In 1951 Pattruglia magazine published Crocenzi's photo-story The Lanes of My Quarter (Nei Vicoli del Mio Quartiere) that he worked on together with poet Nanni Selva:
«Come to the lanes of my quarter. These dark arteries filled with pain collect poverty every day. What do you want to know about us? We shake each other's hands, our ragged clothes looking like flags, we speak to each other with no fear. When someone is born, he becomes the son of the quarter, when someone passes away, we hold the sound of our hearts and voices».

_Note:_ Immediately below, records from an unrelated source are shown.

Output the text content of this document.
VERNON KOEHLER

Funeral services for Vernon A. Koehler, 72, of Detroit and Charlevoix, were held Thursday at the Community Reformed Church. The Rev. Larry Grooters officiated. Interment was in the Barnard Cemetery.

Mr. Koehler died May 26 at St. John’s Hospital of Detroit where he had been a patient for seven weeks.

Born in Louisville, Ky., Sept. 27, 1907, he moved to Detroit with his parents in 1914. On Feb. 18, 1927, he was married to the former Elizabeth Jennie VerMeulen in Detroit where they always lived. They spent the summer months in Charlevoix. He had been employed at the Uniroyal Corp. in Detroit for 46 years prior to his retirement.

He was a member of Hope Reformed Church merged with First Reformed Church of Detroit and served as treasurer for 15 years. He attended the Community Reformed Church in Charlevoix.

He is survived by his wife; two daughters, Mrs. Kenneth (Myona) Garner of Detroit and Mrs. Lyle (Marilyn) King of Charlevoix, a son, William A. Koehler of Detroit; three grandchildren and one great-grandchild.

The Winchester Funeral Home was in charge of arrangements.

The Friulian Group for New Photography (Il Gruppo Friulano per una Nuova Fotografia – GFNF), founded on December 1, 1955, included brothers Gianni and Giuliano Borghesan, Italo Zannier, Aldo Beltrame, Carlo Bevilacqua, Toni Del Tin, Fulvio Roiter. They were later joined by Giuseppe Bruno, Nino Migliori, Luciano Ferri and Gianni Berengo Gardin, perhaps most important photographers of the second half of XX century. The members of the group intended to reflect the contemporary history of Italy in photography which they considered the form of art documentation of the world. In April 1955 Crocenzi wrote to Zannier,
«…I believe that we should act in unity, our hearts are filled with love for reality, for life and the history of our people, we feel ourselves alive in our land, among the people like us» (Archivio/Crocenzi CRAF).

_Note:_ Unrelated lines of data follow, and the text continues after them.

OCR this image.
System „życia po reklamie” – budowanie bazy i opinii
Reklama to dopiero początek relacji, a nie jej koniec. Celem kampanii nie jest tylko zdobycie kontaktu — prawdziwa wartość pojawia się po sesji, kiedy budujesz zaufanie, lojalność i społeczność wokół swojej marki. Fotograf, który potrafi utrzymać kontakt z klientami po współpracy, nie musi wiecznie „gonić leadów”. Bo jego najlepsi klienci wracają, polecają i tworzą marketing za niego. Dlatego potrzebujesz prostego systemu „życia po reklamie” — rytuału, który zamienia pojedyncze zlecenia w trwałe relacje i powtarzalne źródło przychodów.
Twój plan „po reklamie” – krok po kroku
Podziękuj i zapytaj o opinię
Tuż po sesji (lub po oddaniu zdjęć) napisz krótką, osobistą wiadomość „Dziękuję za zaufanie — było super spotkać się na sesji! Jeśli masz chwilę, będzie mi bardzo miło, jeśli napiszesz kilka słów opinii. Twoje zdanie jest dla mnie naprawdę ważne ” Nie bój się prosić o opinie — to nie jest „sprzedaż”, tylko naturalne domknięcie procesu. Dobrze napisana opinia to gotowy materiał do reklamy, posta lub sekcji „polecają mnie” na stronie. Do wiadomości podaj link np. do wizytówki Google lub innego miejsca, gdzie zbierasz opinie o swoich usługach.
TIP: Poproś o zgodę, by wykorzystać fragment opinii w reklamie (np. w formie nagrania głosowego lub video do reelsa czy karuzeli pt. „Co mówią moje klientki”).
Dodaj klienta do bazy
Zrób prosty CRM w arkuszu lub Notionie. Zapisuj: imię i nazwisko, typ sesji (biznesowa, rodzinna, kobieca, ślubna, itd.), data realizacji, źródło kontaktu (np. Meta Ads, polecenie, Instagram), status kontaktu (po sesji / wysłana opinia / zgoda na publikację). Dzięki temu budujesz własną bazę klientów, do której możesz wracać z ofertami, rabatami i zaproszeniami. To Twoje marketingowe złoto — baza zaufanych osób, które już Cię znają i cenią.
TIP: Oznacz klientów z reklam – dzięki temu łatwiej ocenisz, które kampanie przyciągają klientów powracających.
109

On 2 May 1955, Italo Zannier announced the manifesto of Neorealist photography in Teatro della Ribalta in Bologna. The aesthetics of GFNF, usually focused on the sequence of images, as is well seen in the works by Gianni and Giuliano Borghesan, was attracted by the everyday peasant and workers' life. The world that reflected the self-comprehension of common people, earlier shown in Luigi Crocenzi's photo-works, gained its new image. Such aesthetics poetically proclaimed the «time being» and thus kept the idea of «beautiful photography».
In 1956, Crocenzi founded the Centre for the Culture of Photography (Centro per la Cultura nella Fotografia) in the town of Ferma. Many Italian photographers collaborated with the Centre.
In 1957, the first biennial of photography was held in Venice.
In 1961, Luigi Crocenzi curated the exhibition of Mario Giacomelli's (1925–2004) work Man, Woman and Love (Un Uomo Una Donna Un Amore). Giacomelli altered dramatically the Neorealist position, having enriched image with new dreamlike poetry (alike to what Federico Fellini had just started doing in cinema) and creating utmostly laconic photo-stories.
In 1963 and 1964, Crocenzi collaborated with Alvaro Valentini, Toni Nicolini and Piero Berengo Gardin on photographic scenarios for the national television RAI. The works of important poets like E.Montale, D.Leopardi, D.Ungaretti and S.Quasimodo were «staged» with the photographs by Mario Giacomelli, Ugo Mulas, Toni Nicolini, Jean Dieusaide. With texts being recited by backstage voice, the eye of TV camera was sliding across the images. This was an attempt to create dialectical relationships between the visual (fixed image) and literary text.
In 1963–1964, Crocenzi made photographic illustrations for Lanfranco Colombo's books From the East (Ex Oriente) and Five Runes (Cinque rune). In 1967 he finished working on the book of photographs Milano, that comprised texts by Leonardo Vergani and photographs by Lanfranco Colombo, Toni Nicolini, Ferdinando Scianna and Diego Birelli.
Photo-stories by Luigi Crocenzi, GFNF members' works, Mario Giacomelli's photographic narrations are the main objects of this exhibition presenting Neorealism in photography.